To run a specific integration test suite:

```bash
DCM2BQ_CONFIG_FILE=test/testconfig.json mocha test/pipeline.integration.js
```

**Note:** Integration tests make real API calls to Google Cloud services and may incur costs. They also upload test files to GCS and insert rows into BigQuery (cleanup is performed automatically).

## Contributing

Contributions are welcome! Please see [CONTRIBUTING.md](./CONTRIBUTING.md) for details on how to contribute to this project.

## License

This project is licensed under the Apache 2.0 License.

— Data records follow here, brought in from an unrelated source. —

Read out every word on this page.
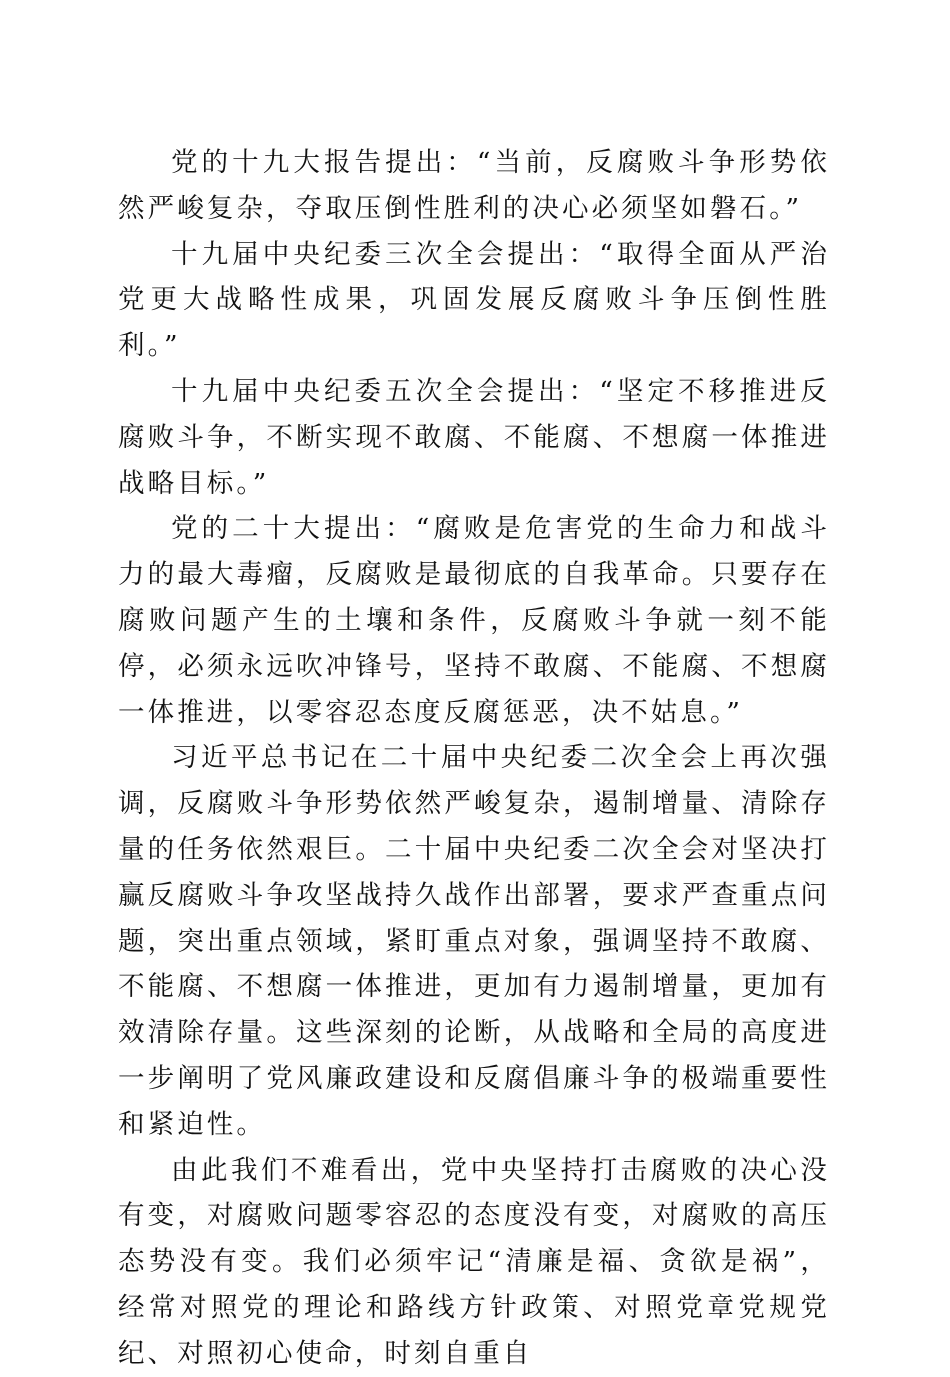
党的十九大报告提出：“当前，反腐败斗争形势依然严峻复杂，夺取压倒性胜利的决心必须坚如磐石。”

十九届中央纪委三次全会提出：“取得全面从严治党更大战略性成果，巩固发展反腐败斗争压倒性胜利。”

十九届中央纪委五次全会提出：“坚定不移推进反腐败斗争，不断实现不敢腐、不能腐、不想腐一体推进战略目标。”

党的二十大提出：“腐败是危害党的生命力和战斗力的最大毒瘤，反腐败是最彻底的自我革命。只要存在腐败问题产生的土壤和条件，反腐败斗争就一刻不能停，必须永远吹冲锋号，坚持不敢腐、不能腐、不想腐一体推进，以零容忍态度反腐惩恶，决不姑息。”

习近平总书记在二十届中央纪委二次全会上再次强调，反腐败斗争形势依然严峻复杂，遏制增量、清除存量的任务依然艰巨。二十届中央纪委二次全会对坚决打赢反腐败斗争攻坚战持久战作出部署，要求严查重点问题，突出重点领域，紧盯重点对象，强调坚持不敢腐、不能腐、不想腐一体推进，更加有力遏制增量，更加有效清除存量。这些深刻的论断，从战略和全局的高度进一步阐明了党风廉政建设和反腐倡廉斗争的极端重要性和紧迫性。

由此我们不难看出，党中央坚持打击腐败的决心没有变，对腐败问题零容忍的态度没有变，对腐败的高压态势没有变。我们必须牢记“清廉是福、贪欲是祸”，经常对照党的理论和路线方针政策、对照党章党规党纪、对照初心使命，时刻自重自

## Deployment with Terraform

The recommended way to deploy the service and all required Google Cloud resources is using Terraform. This will provision:
- Google Cloud Storage bucket(s)
- Pub/Sub topics and subscriptions
- BigQuery dataset and tables
- Cloud Run service
- All necessary IAM permissions

A helper script is provided to automate the process:

```bash
./helpers/deploy.sh [OPTIONS] [destroy|upload]
```
- `upload`: Upload test DICOM files from `test/files/dcm/*.dcm` to the GCS bucket created by Terraform (standalone; does not deploy).
- `destroy`: Destroy all previously created resources (cleanup).
- `--debug`: Enable debug mode with verbose logging in the Cloud Run service.
- `--help` or `-h`: Show usage instructions.

**Examples**

- Deploy infrastructure:
```bash
./helpers/deploy.sh my-gcp-project-id
```

- Deploy with debug mode enabled:
```bash
./helpers/deploy.sh --debug my-gcp-project-id
```

- Upload test data only (no deploy):
```bash
./helpers/deploy.sh upload my-gcp-project-id
```

- Deploy and then upload test data (two steps):
```bash
./helpers/deploy.sh my-gcp-project-id
./helpers/deploy.sh upload my-gcp-project-id
```

- Destroy all resources:
```bash
./helpers/deploy.sh destroy my-gcp-project-id
```

The script will:
1. Ensure all dependencies (Terraform, gcloud, gsutil) are installed.
2. Create a GCS bucket for Terraform state (if needed).
3. Generate a backend config for Terraform.
4. Deploy all infrastructure using Terraform.
5. Optionally upload test DICOM files if the flag is supplied.

> **Note:** All resource names (buckets, datasets, tables, etc.) are made unique per deployment to avoid collisions.